Lucy Marstrand-Taussig is the Healthy Streets Adviser at Project Centre in London. She has about 20 years’ experience in the built environment (public and private sectors), starting in architecture and moving to transport planning and design. She is particularly interested in querying inherited highways engineering practice.

She is a committee member of the national Road Danger Reduction Forum and sits on the CILT Active Travel Forum and the Department for Transport’s Cycle Proofing Working Group. Lucy is also a committee member for the ICE Walking and Cycling Community of Practice, and was part of the DfT Steering Group Panel for the re-write of LTN 2/08 the national cycling design guidance, with a focus on designing for children.

Presentation: Measuring road danger: who poses most risk?
This presentation explores road safety in terms of the risk posed by different groups in London. It investigates those involved in collisions resulting in pedestrian casualties, using STATS 19 data recorded by police. Analysis focuses primarily on those using personal, door-to-door travel modes; car drivers, motorcyclists and pedal cyclists.

Results show that, per kilometre, motorcyclists were eight times more likely than cyclists and car drivers to be involved in collisions resulting in pedestrian casualties in Greater London. In Inner London, motorcyclists were more than 14 times more likely than pedal cyclists, and 10 times more likely than car drivers, to be involved in a collision which led to a pedestrian death (per kilometre).

When vehicle types are isolated by gender, male car drivers were twice as likely as female car drivers to be involved in a collision leading to a pedestrian casualty in Greater London. Male motorcyclists were three times more likely to be involved in a collision injuring a pedestrian, than female motorcyclists (per kilometre).
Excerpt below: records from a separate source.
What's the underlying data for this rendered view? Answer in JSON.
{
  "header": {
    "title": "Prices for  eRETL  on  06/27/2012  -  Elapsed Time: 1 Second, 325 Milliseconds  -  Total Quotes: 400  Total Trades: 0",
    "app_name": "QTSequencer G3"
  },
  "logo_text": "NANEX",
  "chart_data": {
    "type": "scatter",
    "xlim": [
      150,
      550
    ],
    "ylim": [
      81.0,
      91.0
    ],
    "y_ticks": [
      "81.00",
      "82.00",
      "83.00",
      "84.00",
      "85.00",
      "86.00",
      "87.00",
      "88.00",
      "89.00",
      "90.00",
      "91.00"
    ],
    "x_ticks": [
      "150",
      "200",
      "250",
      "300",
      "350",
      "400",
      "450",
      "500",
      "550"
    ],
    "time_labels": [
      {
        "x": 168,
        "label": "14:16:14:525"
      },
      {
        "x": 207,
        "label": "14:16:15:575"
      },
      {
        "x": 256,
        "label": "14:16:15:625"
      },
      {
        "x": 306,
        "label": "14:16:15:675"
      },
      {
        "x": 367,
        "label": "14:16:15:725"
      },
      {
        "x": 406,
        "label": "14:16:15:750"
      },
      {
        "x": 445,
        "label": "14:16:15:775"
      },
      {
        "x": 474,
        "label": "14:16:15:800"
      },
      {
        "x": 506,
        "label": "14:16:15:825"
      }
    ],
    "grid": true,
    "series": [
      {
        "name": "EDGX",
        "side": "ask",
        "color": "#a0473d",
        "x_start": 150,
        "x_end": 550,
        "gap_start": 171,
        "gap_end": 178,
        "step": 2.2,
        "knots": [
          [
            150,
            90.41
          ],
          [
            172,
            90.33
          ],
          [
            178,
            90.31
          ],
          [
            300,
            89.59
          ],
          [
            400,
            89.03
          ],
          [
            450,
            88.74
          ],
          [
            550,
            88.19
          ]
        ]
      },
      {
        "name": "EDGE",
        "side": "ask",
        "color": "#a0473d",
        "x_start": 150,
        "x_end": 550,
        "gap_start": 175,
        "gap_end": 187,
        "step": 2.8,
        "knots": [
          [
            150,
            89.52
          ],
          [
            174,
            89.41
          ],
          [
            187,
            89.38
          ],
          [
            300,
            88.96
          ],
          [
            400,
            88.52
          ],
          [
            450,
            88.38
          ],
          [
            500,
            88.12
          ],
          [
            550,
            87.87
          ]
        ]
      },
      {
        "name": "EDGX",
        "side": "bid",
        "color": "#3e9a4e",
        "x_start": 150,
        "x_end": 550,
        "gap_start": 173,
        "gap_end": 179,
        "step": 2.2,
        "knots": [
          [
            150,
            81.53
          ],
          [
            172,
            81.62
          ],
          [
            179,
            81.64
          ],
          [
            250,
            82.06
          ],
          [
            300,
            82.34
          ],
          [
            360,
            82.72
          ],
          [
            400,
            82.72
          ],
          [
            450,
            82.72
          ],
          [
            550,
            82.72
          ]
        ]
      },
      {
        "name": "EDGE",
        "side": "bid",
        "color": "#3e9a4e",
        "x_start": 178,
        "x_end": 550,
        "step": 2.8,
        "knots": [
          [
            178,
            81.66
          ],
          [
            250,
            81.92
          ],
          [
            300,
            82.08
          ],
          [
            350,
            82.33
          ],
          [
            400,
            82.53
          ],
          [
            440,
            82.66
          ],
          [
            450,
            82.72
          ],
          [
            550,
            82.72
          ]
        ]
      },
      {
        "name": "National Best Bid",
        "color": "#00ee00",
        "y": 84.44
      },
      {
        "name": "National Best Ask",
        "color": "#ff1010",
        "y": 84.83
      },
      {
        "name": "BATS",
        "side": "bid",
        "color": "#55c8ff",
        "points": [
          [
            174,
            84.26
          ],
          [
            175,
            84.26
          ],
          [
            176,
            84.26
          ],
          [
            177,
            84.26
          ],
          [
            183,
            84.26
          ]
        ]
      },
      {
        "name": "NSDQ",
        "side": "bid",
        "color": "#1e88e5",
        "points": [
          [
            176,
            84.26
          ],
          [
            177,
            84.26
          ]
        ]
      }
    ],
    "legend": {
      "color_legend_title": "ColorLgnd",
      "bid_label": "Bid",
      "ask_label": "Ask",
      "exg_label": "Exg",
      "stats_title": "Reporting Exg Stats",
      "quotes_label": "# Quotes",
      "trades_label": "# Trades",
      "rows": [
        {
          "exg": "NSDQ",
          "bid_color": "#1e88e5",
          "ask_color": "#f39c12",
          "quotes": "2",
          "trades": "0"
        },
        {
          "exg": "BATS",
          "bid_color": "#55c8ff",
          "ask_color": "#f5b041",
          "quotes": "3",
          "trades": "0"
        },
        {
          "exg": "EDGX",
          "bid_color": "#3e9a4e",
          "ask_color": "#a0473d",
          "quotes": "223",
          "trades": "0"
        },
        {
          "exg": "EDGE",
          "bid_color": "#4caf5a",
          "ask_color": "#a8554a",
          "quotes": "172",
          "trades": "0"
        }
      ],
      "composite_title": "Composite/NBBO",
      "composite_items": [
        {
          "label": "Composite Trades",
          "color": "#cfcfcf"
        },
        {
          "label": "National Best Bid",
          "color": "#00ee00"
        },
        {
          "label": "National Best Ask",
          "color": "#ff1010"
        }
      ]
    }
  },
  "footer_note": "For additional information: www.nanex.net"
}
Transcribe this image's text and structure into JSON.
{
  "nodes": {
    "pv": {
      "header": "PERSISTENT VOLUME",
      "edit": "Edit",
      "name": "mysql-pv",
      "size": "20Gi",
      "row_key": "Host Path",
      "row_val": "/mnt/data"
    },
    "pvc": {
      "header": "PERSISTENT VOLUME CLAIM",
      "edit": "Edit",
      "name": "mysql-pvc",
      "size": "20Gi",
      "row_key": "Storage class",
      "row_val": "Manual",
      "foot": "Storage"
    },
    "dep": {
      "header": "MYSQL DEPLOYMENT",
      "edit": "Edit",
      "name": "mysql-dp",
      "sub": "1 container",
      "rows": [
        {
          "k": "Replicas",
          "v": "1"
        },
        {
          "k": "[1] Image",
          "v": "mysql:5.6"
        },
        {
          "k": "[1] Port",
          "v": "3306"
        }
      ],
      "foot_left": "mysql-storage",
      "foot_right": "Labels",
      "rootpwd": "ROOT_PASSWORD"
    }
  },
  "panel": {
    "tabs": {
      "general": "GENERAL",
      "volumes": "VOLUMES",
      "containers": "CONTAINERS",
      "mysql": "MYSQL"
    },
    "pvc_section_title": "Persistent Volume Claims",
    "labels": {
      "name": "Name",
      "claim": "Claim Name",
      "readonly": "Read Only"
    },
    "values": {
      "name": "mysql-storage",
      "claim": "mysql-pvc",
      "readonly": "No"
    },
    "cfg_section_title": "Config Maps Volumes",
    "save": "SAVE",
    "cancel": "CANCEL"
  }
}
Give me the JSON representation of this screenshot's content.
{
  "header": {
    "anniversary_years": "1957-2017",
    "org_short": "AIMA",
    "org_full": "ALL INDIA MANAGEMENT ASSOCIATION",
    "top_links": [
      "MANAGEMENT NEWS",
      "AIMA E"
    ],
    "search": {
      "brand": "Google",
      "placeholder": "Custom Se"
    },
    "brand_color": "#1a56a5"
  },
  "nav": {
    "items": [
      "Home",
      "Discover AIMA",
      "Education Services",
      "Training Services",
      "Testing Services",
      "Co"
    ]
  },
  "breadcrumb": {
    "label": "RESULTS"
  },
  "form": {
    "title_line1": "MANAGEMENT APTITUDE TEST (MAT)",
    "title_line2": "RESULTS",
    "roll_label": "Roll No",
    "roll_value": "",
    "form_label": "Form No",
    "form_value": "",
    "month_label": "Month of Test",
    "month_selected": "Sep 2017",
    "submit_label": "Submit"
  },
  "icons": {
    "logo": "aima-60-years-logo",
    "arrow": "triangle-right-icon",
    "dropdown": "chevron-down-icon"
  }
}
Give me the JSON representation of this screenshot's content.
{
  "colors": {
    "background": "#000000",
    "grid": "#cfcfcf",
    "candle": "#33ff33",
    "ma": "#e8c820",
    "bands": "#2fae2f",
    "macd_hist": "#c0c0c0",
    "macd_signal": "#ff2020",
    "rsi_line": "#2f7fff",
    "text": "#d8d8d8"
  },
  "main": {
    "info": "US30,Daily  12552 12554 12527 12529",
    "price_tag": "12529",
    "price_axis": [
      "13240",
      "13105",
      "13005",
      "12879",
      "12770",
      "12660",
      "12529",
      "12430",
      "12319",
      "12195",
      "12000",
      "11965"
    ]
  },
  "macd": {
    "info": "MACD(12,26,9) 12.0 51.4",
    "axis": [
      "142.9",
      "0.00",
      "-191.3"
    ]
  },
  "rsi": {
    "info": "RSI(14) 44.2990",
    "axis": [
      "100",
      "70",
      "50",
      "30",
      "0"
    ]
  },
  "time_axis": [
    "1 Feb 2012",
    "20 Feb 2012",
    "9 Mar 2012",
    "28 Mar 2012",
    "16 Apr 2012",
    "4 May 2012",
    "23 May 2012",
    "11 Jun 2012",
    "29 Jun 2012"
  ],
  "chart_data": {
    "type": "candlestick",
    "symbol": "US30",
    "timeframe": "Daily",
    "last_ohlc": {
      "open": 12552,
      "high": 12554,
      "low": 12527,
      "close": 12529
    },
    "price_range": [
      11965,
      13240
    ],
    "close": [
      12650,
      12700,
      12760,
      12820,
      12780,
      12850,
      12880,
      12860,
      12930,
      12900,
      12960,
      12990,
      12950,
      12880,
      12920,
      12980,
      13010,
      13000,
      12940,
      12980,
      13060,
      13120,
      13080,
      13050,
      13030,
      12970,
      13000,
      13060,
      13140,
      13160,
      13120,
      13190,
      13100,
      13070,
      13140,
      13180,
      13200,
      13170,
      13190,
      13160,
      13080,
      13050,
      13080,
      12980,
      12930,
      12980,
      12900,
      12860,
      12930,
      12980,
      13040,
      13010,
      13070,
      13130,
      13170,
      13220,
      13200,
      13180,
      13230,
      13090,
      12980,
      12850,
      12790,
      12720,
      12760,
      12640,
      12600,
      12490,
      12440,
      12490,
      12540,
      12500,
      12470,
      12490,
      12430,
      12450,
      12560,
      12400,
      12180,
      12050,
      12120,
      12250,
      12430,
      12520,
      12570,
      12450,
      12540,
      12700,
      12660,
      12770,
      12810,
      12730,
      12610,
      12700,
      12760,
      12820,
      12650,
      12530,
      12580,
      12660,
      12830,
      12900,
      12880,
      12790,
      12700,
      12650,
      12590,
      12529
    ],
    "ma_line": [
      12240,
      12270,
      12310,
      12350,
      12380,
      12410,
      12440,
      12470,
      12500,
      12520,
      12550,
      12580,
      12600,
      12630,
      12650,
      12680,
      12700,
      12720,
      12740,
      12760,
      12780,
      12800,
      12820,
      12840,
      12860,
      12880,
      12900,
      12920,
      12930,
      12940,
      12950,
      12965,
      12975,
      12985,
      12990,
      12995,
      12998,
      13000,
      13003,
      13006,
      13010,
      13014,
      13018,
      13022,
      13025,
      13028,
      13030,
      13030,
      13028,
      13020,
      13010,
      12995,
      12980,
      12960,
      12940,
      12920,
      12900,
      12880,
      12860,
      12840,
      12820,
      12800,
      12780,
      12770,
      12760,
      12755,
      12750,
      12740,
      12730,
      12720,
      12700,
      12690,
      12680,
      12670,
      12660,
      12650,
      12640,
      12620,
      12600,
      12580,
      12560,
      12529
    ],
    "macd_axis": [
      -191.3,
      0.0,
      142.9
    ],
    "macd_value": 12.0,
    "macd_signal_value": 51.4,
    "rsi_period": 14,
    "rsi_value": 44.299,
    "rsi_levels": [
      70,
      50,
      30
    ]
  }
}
The paper on which the presentation is based concludes that greater focus is needed on the origins and sources of danger, rather than on who is being injured, if we are to address the issue effectively. In-depth data collection and analysis is required to better understand road danger from this perspective. Analysis of vehicles and drivers involved per kilometre is needed at a national, regional and local level to see if these risk differentials are London-only, or replicated across the UK.